Figures for the year ending March 2025 show that an average of 420 children were in custody in England and Wales at any one time, the lowest number on record. Around 44 per cent of children in custody are being held on remand awaiting trial. The majority of children in custody are held in young offender institutions – 63 per cent – with 22 per cent in secure children’s homes and 15 per cent in secure training centres.

Youth custody in England has been marked in recent years by high levels of violence and self-harm, and the use of synthetic pepper spray against young people was approved for the first time in 2025 under the then-justice secretary Shabana Mahmood.

Since taking office, Labour has ended the practice of housing girls in young offender institutions, instead putting them in secure schools or children’s homes.
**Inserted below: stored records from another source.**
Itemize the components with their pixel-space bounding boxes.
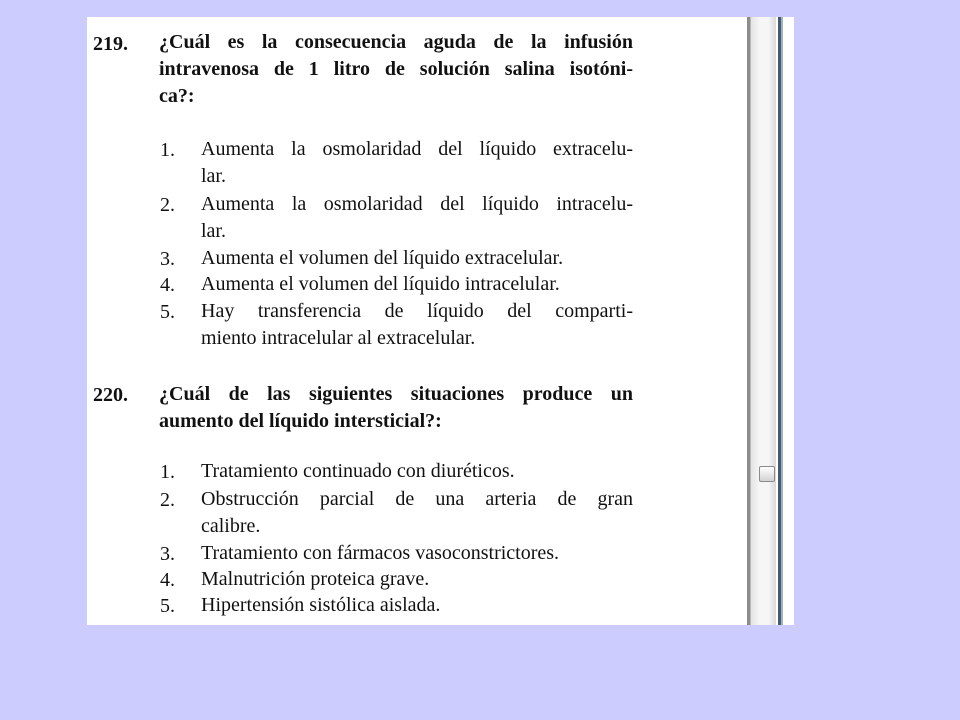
option-text [201,458,633,485]
question-text [159,381,633,435]
option-number: 2. [160,489,175,511]
option-line: Obstrucción parcial de una arteria de gran [201,488,633,510]
option-text [201,136,633,190]
option-line: calibre. [201,515,261,537]
option-text [201,191,633,245]
question-number: 220. [93,384,128,406]
option-line: Tratamiento con fármacos vasoconstrictores. [201,542,560,564]
option-number: 5. [160,301,175,323]
option-text [201,486,633,540]
window-frame-border [776,17,794,625]
option-number: 5. [160,595,175,617]
option-line: Aumenta la osmolaridad del líquido intracelu- [201,193,633,215]
option-text [201,298,633,352]
option-number: 1. [160,139,175,161]
question-line: ca?: [159,85,195,107]
option-line: Hipertensión sistólica aislada. [201,594,441,616]
option-number: 4. [160,569,175,591]
option-text [201,271,633,298]
question-line: intravenosa de 1 litro de solución salina isotóni- [159,58,633,80]
question-line: ¿Cuál de las siguientes situaciones produce un [159,383,633,405]
option-line: lar. [201,220,226,242]
option-text [201,592,633,619]
option-line: Aumenta la osmolaridad del líquido extracelu- [201,138,633,160]
question-line: aumento del líquido intersticial?: [159,410,442,432]
option-number: 3. [160,543,175,565]
question-number: 219. [93,33,128,55]
option-number: 3. [160,248,175,270]
option-line: Aumenta el volumen del líquido intracelular. [201,273,560,295]
option-number: 4. [160,274,175,296]
option-line: Tratamiento continuado con diuréticos. [201,460,515,482]
option-text [201,540,633,567]
document-page [87,17,747,625]
question-text [159,29,633,110]
option-line: Aumenta el volumen del líquido extracelular. [201,247,564,269]
option-line: miento intracelular al extracelular. [201,327,476,349]
vertical-scrollbar[interactable] [750,17,776,625]
option-line: Malnutrición proteica grave. [201,568,430,590]
option-line: Hay transferencia de líquido del comparti- [201,300,633,322]
option-number: 2. [160,194,175,216]
question-line: ¿Cuál es la consecuencia aguda de la infusión [159,31,633,53]
option-number: 1. [160,461,175,483]
scrollbar-thumb[interactable] [759,466,775,482]
document-viewer [87,17,794,625]
option-text [201,245,633,272]
option-line: lar. [201,165,226,187]
option-text [201,566,633,593]
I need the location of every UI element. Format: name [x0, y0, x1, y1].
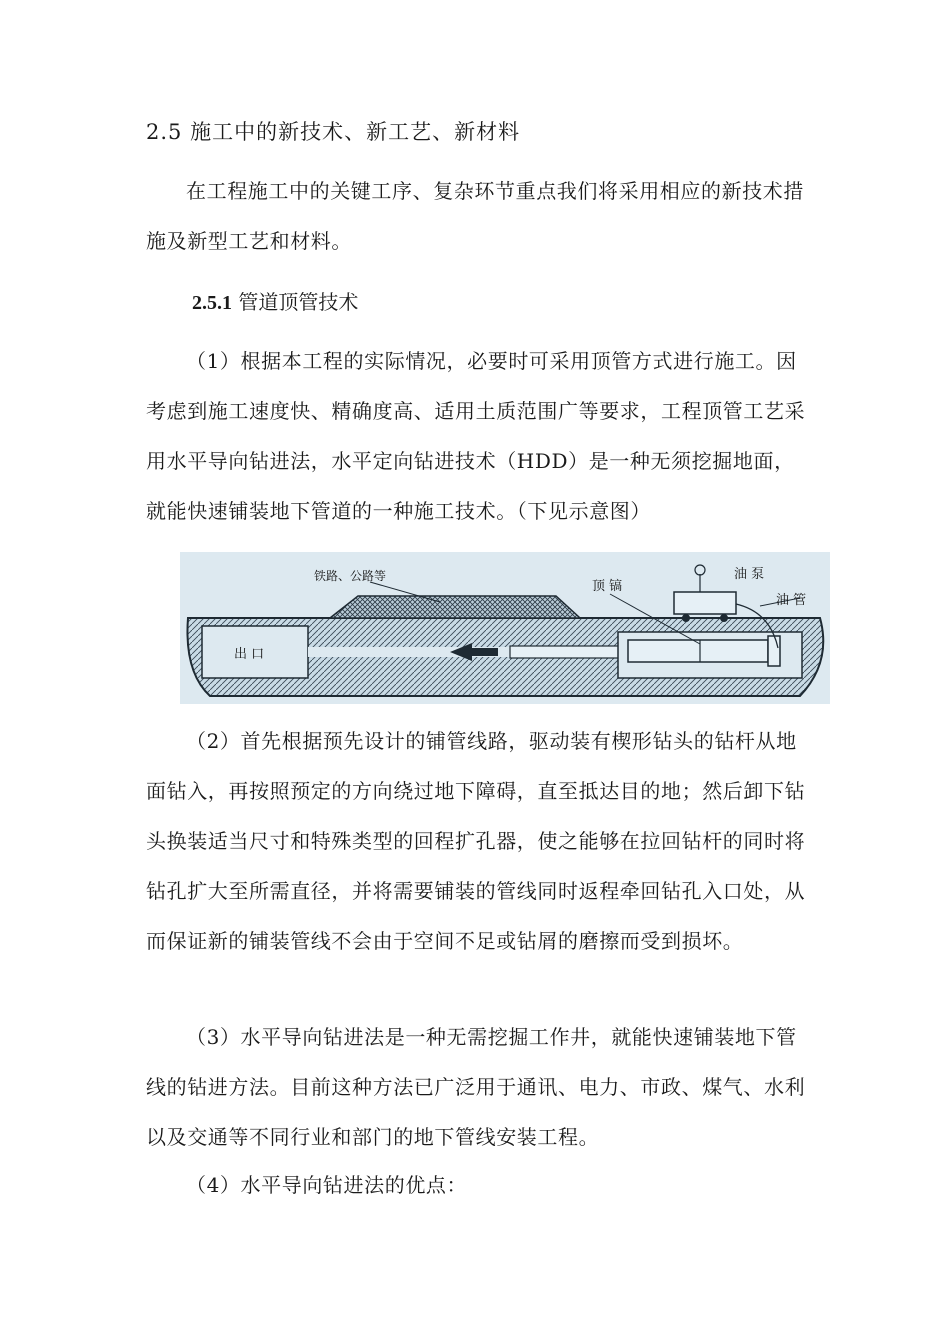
label-jack: 顶 镐 [592, 579, 623, 594]
subsection-heading [192, 286, 358, 315]
hdd-diagram [180, 552, 830, 704]
paragraph-4: （4）水平导向钻进法的优点： [186, 1173, 468, 1197]
road-embankment [330, 596, 580, 618]
subsection-title: 管道顶管技术 [238, 290, 359, 314]
label-exit: 出 口 [234, 647, 265, 662]
paragraph-2: （2）首先根据预先设计的铺管线路，驱动装有楔形钻头的钻杆从地面钻入，再按照预定的方向绕过地下障碍，直至抵达目的地；然后卸下钻头换装适当尺寸和特殊类型的回程扩孔器，使之能够在拉回钻杆的同时将钻孔扩大至所需直径，并将需要铺装的管线同时返程牵回钻孔入口处，从而保证新的铺装管线不会由于空间不足或钻屑的磨擦而受到损坏。 [146, 729, 806, 953]
intro-paragraph: 在工程施工中的关键工序、复杂环节重点我们将采用相应的新技术措施及新型工艺和材料。 [146, 179, 804, 253]
subsection-number: 2.5.1 [192, 292, 232, 314]
paragraph-1: （1）根据本工程的实际情况，必要时可采用顶管方式进行施工。因考虑到施工速度快、精确度高、适用土质范围广等要求，工程顶管工艺采用水平导向钻进法，水平定向钻进技术（HDD）是一种无须挖掘地面，就能快速铺装地下管道的一种施工技术。（下见示意图） [146, 349, 806, 523]
label-railway: 铁路、公路等 [314, 569, 387, 583]
drill-pipe [510, 646, 620, 658]
paragraph-3: （3）水平导向钻进法是一种无需挖掘工作井，就能快速铺装地下管线的钻进方法。目前这种方法已广泛用于通讯、电力、市政、煤气、水利以及交通等不同行业和部门的地下管线安装工程。 [146, 1025, 806, 1149]
hdd-diagram-svg [180, 552, 830, 704]
label-pump: 油 泵 [734, 567, 765, 582]
label-pipe: 油 管 [776, 593, 807, 608]
section-heading: 2.5 施工中的新技术、新工艺、新材料 [146, 120, 521, 144]
back-plate [768, 636, 780, 666]
oil-pump [674, 592, 736, 614]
The MoJ also announced in February that every child caught with a knife in England and Wales will be given “targeted support” to stop them reoffending, with local teams spanning health, education and community services tasked with breaking the cycle.

Announcing plans to modernise the system last month, justice secretary David Lammy said there had been a dramatic fall in the number of children offending in the past 20 years, with the number of children in custody falling by over 85 per cent since 2006/7. The children that remain in the justice system now are often the “hardest to reach” and those who commit serious crimes, he said. They have “more complex needs, more complex backgrounds, and more complex obstacles facing them on the road to rehabilitation than they did previously”.